Beat / In den letzten Jahren haben Streaming-Dienste die Art, wie Musik gehört wird, von Grund auf verändert. Birgt diese Entwicklung neben Nachteilen wie geringeren Gewinnspannen auch Vorteile?
Stefan / Ja, auf den Plattformen erreicht man leichter eine gewisse Masse an Leuten, die sich sehr schnell einen Eindruck von der Band und ihrer Musik machen können. Für den Hörer macht es vieles deutlich bequemer. Problematisch wird es, wenn Streaming-Plattformen zu sehr in die physischen Verkäufe schneiden, das ist der größte Pferdefuß momentan. Wir versuchen also, den Streaming-Umsatz mitzunehmen und unseren Künstlern Breite zu vermitteln, aber gleichzeitig das physische Segment mit Sondereditionen und Vinyl-Veröffentlichungen attraktiv zu halten.
Beat / Hast du Tipps für Musiker und Bands, wie sie auch 2020 noch mit ihrer Musik Geld verdienen können?
Stefan / Prinzipiell müssen nicht alle Einnahmen direkt aus Musikverkäufen kommen, bei live aktiven Bands machen Merchandising und Liveauftritte einen großen Teil der Einnahmen aus.

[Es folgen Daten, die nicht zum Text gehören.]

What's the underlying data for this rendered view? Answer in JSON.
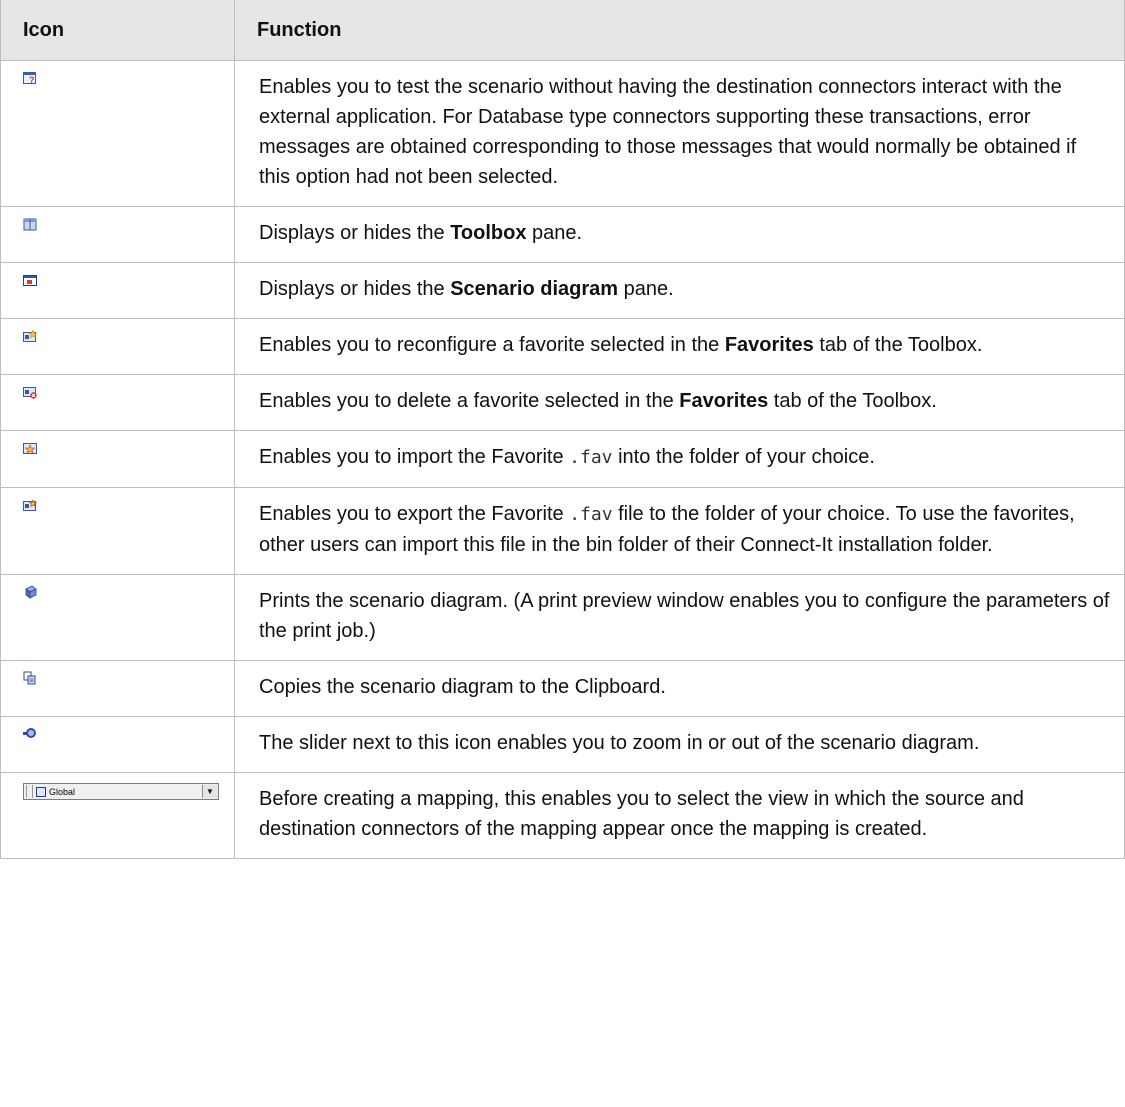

Das zählt aber dann für Studiomusiker natürlich kaum. In der Tat haben die ein zunehmendes Einnahmeproblem, wenn sie mit ihren Projekten nicht live auftreten können. Auch wird der Bereich Social Media immer wichtiger. Den Künstlern fallen also deutlich mehr Aufgaben zu, als noch vor etwa 10 Jahren.